Q: When you say "contemporary," you don't mean moderate, so what do you mean? Decode that for me.
A: I will decode that for you. A couple of tangible examples. We were behind on the energy debate. It was a huge need. It was part of the reason we're in this economic trouble and instead of scrambling to come up with some stuff over the last year like we did as a national party, we should have been doing what Minnesota and some other individuals and groups have done and been addressing this aggressively, fifteen or twenty years ago. "Drill, baby, drill" is, not by itself, a comprehensive, contemporary energy strategy. We should not have been the party DRAGGED to the renewable energy debate, we should have been out leading it, with OUR approaches, ideas and incentives for it.
That's an example, another example: just the bread and butter issues. I won't go through them all because your eyes will glaze over, but one actual example is, people are worried—“How am I gonna pay for my kid's tuition?” Republicans could be very modern, reach out to young people by saying, “We're going to reduce your tuition, and here's how we're going to do it. We're going to make the program have more variety, it's going to be more accessible, it's going to be more technologically savvy, it's going to look more like an iPod than a 1940s assembly line. We're gonna offer money to regional universities or universities that can put all or most of their degrees online. And we're gonna help pay for it. Instead of building more buildings, we're migrating delivery of higher education services online and once you add one more student to an online program, the marginal cost is zero—and so instead of having a debate about tuition going up X percent or Y percent, we could be talking about tuition going down X percent or Y percent. And, by the way, you can access it anywhere, any time, best of class…” And that would, I think, relate to young people. It would be technologically "current," it would be talking about reforming the way we deliver a service, it would about providing it better, cheaper, faster… it would be “cool.”

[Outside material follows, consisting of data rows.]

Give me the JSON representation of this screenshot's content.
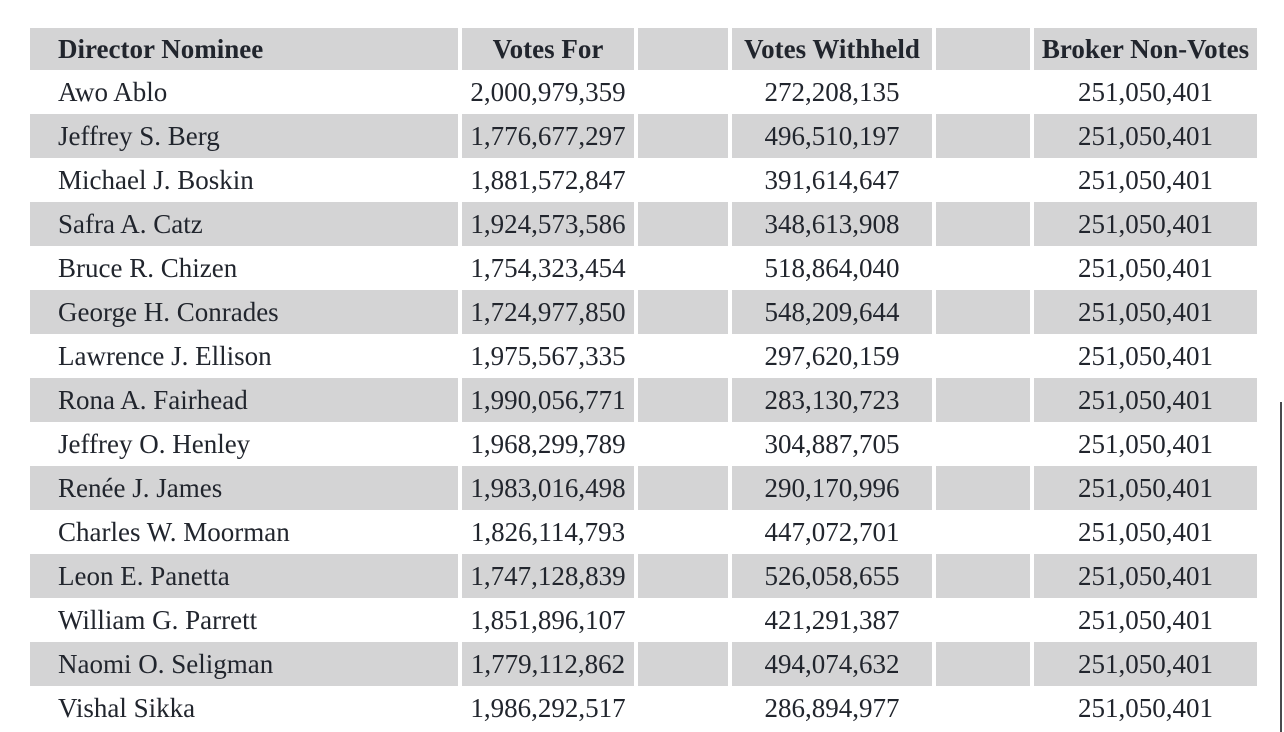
{
  "table": {
    "columns": [
      "Director Nominee",
      "Votes For",
      "Votes Withheld",
      "Broker Non-Votes"
    ],
    "rows": [
      {
        "name": "Awo Ablo",
        "votes_for": "2,000,979,359",
        "votes_withheld": "272,208,135",
        "broker_non_votes": "251,050,401"
      },
      {
        "name": "Jeffrey S. Berg",
        "votes_for": "1,776,677,297",
        "votes_withheld": "496,510,197",
        "broker_non_votes": "251,050,401"
      },
      {
        "name": "Michael J. Boskin",
        "votes_for": "1,881,572,847",
        "votes_withheld": "391,614,647",
        "broker_non_votes": "251,050,401"
      },
      {
        "name": "Safra A. Catz",
        "votes_for": "1,924,573,586",
        "votes_withheld": "348,613,908",
        "broker_non_votes": "251,050,401"
      },
      {
        "name": "Bruce R. Chizen",
        "votes_for": "1,754,323,454",
        "votes_withheld": "518,864,040",
        "broker_non_votes": "251,050,401"
      },
      {
        "name": "George H. Conrades",
        "votes_for": "1,724,977,850",
        "votes_withheld": "548,209,644",
        "broker_non_votes": "251,050,401"
      },
      {
        "name": "Lawrence J. Ellison",
        "votes_for": "1,975,567,335",
        "votes_withheld": "297,620,159",
        "broker_non_votes": "251,050,401"
      },
      {
        "name": "Rona A. Fairhead",
        "votes_for": "1,990,056,771",
        "votes_withheld": "283,130,723",
        "broker_non_votes": "251,050,401"
      },
      {
        "name": "Jeffrey O. Henley",
        "votes_for": "1,968,299,789",
        "votes_withheld": "304,887,705",
        "broker_non_votes": "251,050,401"
      },
      {
        "name": "Renée J. James",
        "votes_for": "1,983,016,498",
        "votes_withheld": "290,170,996",
        "broker_non_votes": "251,050,401"
      },
      {
        "name": "Charles W. Moorman",
        "votes_for": "1,826,114,793",
        "votes_withheld": "447,072,701",
        "broker_non_votes": "251,050,401"
      },
      {
        "name": "Leon E. Panetta",
        "votes_for": "1,747,128,839",
        "votes_withheld": "526,058,655",
        "broker_non_votes": "251,050,401"
      },
      {
        "name": "William G. Parrett",
        "votes_for": "1,851,896,107",
        "votes_withheld": "421,291,387",
        "broker_non_votes": "251,050,401"
      },
      {
        "name": "Naomi O. Seligman",
        "votes_for": "1,779,112,862",
        "votes_withheld": "494,074,632",
        "broker_non_votes": "251,050,401"
      },
      {
        "name": "Vishal Sikka",
        "votes_for": "1,986,292,517",
        "votes_withheld": "286,894,977",
        "broker_non_votes": "251,050,401"
      }
    ]
  },
  "colors": {
    "stripe": "#d4d4d5",
    "text": "#21252d",
    "edge_line": "#4a4a4e"
  }
}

Q: I don't know if I'd use the word "cool" to describe "studying," but it would be very modern…
A: It's one example of how the application of ideas is happening to some degree already… but how the application of Republican ideas could help people do things better, faster, cheaper.
Q: You're not mentioning social issues at all. Is that just something that Republicans are not going to have a debate about anymore?
A: I think it's unrealistic to ask people or to think that people who are very passionate about their core values, to throw them out the window. They're not going to do that. The fact of the matter is that the Republican Party, most people, not all, tends to be a socially conservative party. It's going to stay that way because people aren't going to take their values and throw them out the window nor should they be asked to.
Q: At end of it all, are you kinda glad you didn't get the VP nod?
A: You know, I never started the exercise of my support of John McCain with that in mind. I genuinely admire the man; he's one of my personal heroes, I have a great deal of respect for him. And so it was a labor of love for me to help him. It's an honor to have your name mentioned, and it's exciting to have your name mentioned, but I am grateful for what I have, not ungrateful for what I don't have.
Q: Indeed, you might be grateful that you didn't get it?
A: In light of the way it all turned out? It might not be the worst thing that I didn't get it.
Q: If Al Franken wins, do you think Minnesota will bear responsibility for people like Chris Matthews [and other celebrities] running for Senate?
Q: You're making it look like anyone can do it!
A: Without any regard or reference to Al Franken or Chris Matthews, the reality of it is, is that, because we've become such an entertainment culture, people gravitate toward fame, novelty, marketing, money… so I think in the future you will see more celebrity candidates.